Here are the more than 160 New York City schools that had significant opt-out rates in 2015. (Red = 20 percent opt-out rate or greater for both subjects | Yellow = Opt-out rate of 5 to 19 percent in at least one subject | Green = Less than 5 percent opt-out rate in both subjects)

More than 7,900 students spread across all five boroughs refused to take this year’s state tests — a record for the city and a more than threefold increase over last year.

Was your school one of the more than 160 with a sizable number of test boycotters this year? Now you can find out by checking the map above, which Chalkbeat compiled using data provided by the city education department. It’s stoplight color-coded: from green (most testing proceeded) to red (much of the testing came to a halt).

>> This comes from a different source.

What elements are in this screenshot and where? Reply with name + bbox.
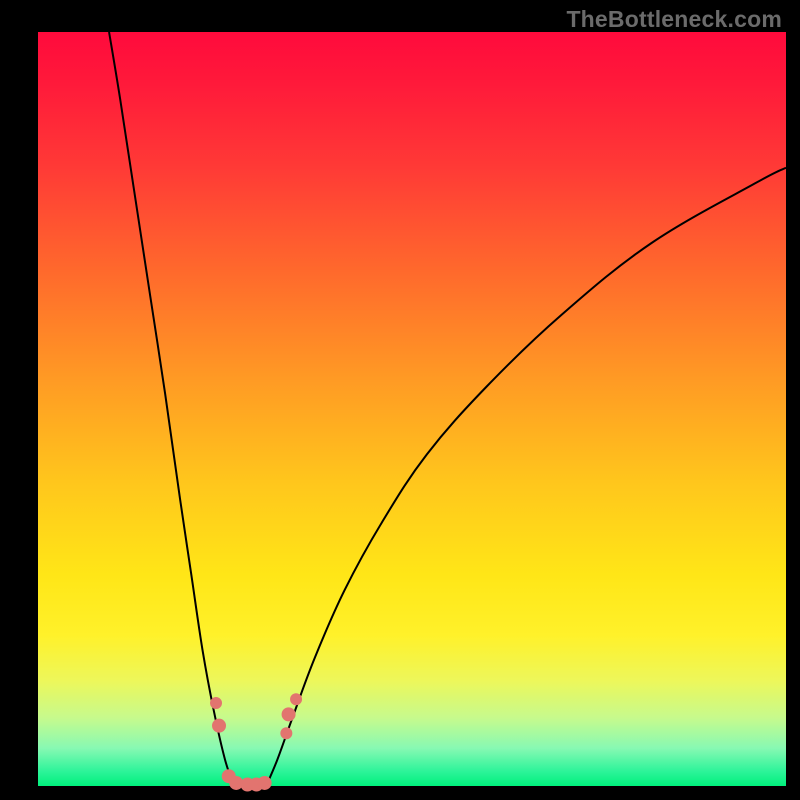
chart-gradient-background <box>38 32 786 786</box>
outer-frame: TheBottleneck.com <box>0 0 800 800</box>
watermark-text: TheBottleneck.com <box>566 6 782 33</box>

There’s even more detail provided in the chart below for all schools where students took state tests this year.

Not surprisingly, liberal bastions in Brooklyn and Manhattan had the largest opt-out numbers. (Statewide, officials said that students who boycotted the exams were more likely to be white and less likely to be poor.) But as the map shows, schools in such far-flung locales as the Rockaways, Riverdale, and Brownsville also saw sizable groups of students sit out the exams, backing up advocates’ claims that the opt-out movement is gaining traction among a wider range of schools.

A caveat: The city only released opt-out numbers for schools that had 10 or more students who declined to take the test in either math or English, meaning that schools with nine or fewer opt outs this year aren’t indicated on the map. On the chart, fewer than 10 students is represented with an asterisk.

Update: Castle Bridge School in Manhattan and P.S. 372 The Children’s School in Brooklyn have been added to the above map. Both schools were initially left out because they were not included in the city’s database of state test scores.